From bits to bytes: Scaling sustainable development
2 May 2016 13:15h
Event report
[Read more session reports and live updates from the WSIS Forum 2016]
The Global e-Sustainability Initiative (GeSI), aims to provide ICT solutions for twenty-first-century challenges through collaborative and innovative approaches to sustainability. The session covered not only the opportunities linked to ICT for the sustainable development goals (SDGs), but also the measures needed to overcome the current barriers to uptake. Such barriers include the regulatory framework related to digital policies and technology specifics like investment in infrastructure, the digital divide, and effective stakeholder engagement on different levels (policymakers, end-users, and businesses).
Ms Abigayle Mapanao (ITU), the session moderator, briefly introduced GeSI and invited panellists to describe the current situation focusing on selected SDGs: education (SDG4), health (SDG3), work and growth (SDG8), industrialization and innovation (SDG9), sustainable cities (SDG11), and climate action (SDG13).
Mr Philipp Buddemeier (Senior Strategy Manager at Accenture) talked about a GeSI report which shows that ICT has the potential to enable a 20% reduction in global CO2 emissions by 2030. He said that GeSI wants to make the SDGs a reality. He mentioned that every country has achievement gaps in over 50% of the SDGs, and that digital solutions can contribute to achieving each of the 17 SDGs and cover 50% of the 169 GeSI targets. He offered expanding broadband as an example where ICT can influence and drive transformational change. He then noted that one of the GeSI targets is to halve the number of road deaths in Africa. He concluded that GeSI has analysed how digital solutions contribute to each SDG and can help world’s population in 2030 of 8.5 billion people to live dignified lives.
Mr Malcolm Johnson (Director of the ITU Telecommunication Standardization Bureau) gave a brief summary of how GeSI aims to extend the human development horizon to 2030 and looked at ICT-enabled sustainability from a holistic point of view.
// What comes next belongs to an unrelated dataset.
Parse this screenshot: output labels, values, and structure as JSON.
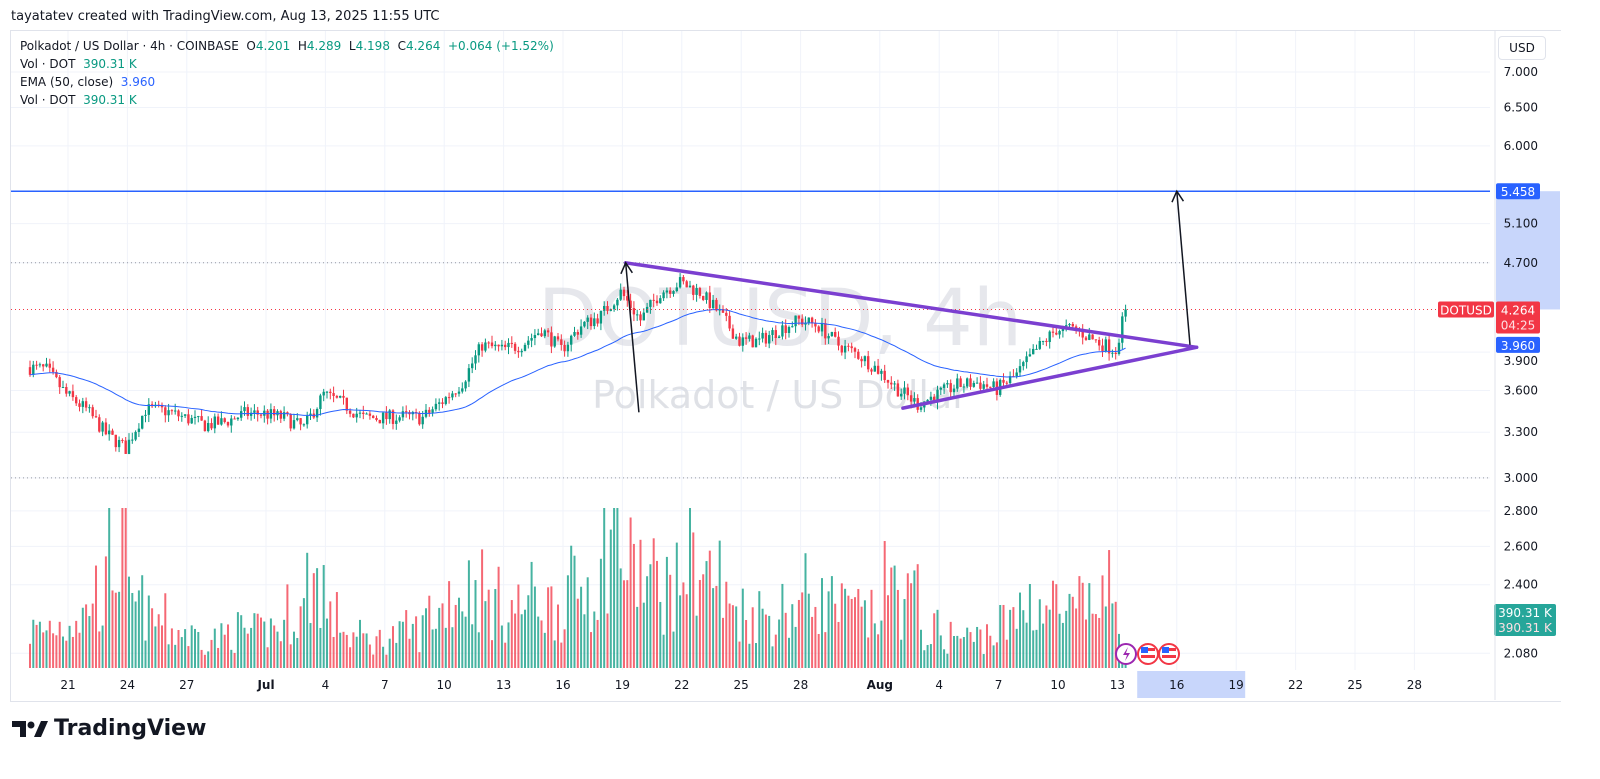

He noted that GeSI had made SDGs agenda its central framework for action up to 2030, and that information on GeSI priorities will be shared until 2030 based on SDG achievements.
Ms Joan Krajewski (GeSi board member) talked about the importance of collaboration and cooperation between different actors to achieve the GeSI goals. She noted that collaboration between industries in different sectors (Transportation, Health, Water and Electricity, etc) is essential to fostering ICT innovation. She talked about public-private partnerships as a good initiative to create valuable business ecosystems. She also mentioned three categories of barriers which are hindering the achievement of the SDGs:
- An inadequate regulatory framework where policymakers are still not aware of the importance of ICT for the SDGs. Policymakers need to understand the potential of ICT.
- A lack of financial capital and resources to foster ICT innovation worldwide.
- Connectivity and partnership issues.
Krajewski added that ICT is becoming a necessity and that people should utilise technology effectively. Working on standards, sharing best practices, supporting security, empowering equality, and improving access and inclusion are the main pillars to drive how ICT can help meet the SDGs.
In the Q&A session, the audience was mainly concerned with how to develop strong partnerships between the private sector and government to build infrastructure projects and enable good Internet accessibility, how to increase the ICT footprint, in Africa, and how to overcome the reality on the ground. Panellists addressed the issues of the digital divide, digital literacy, and the lack of an effective multistakeholder involvement as the main obstacles to reaching the SDGs by 2030.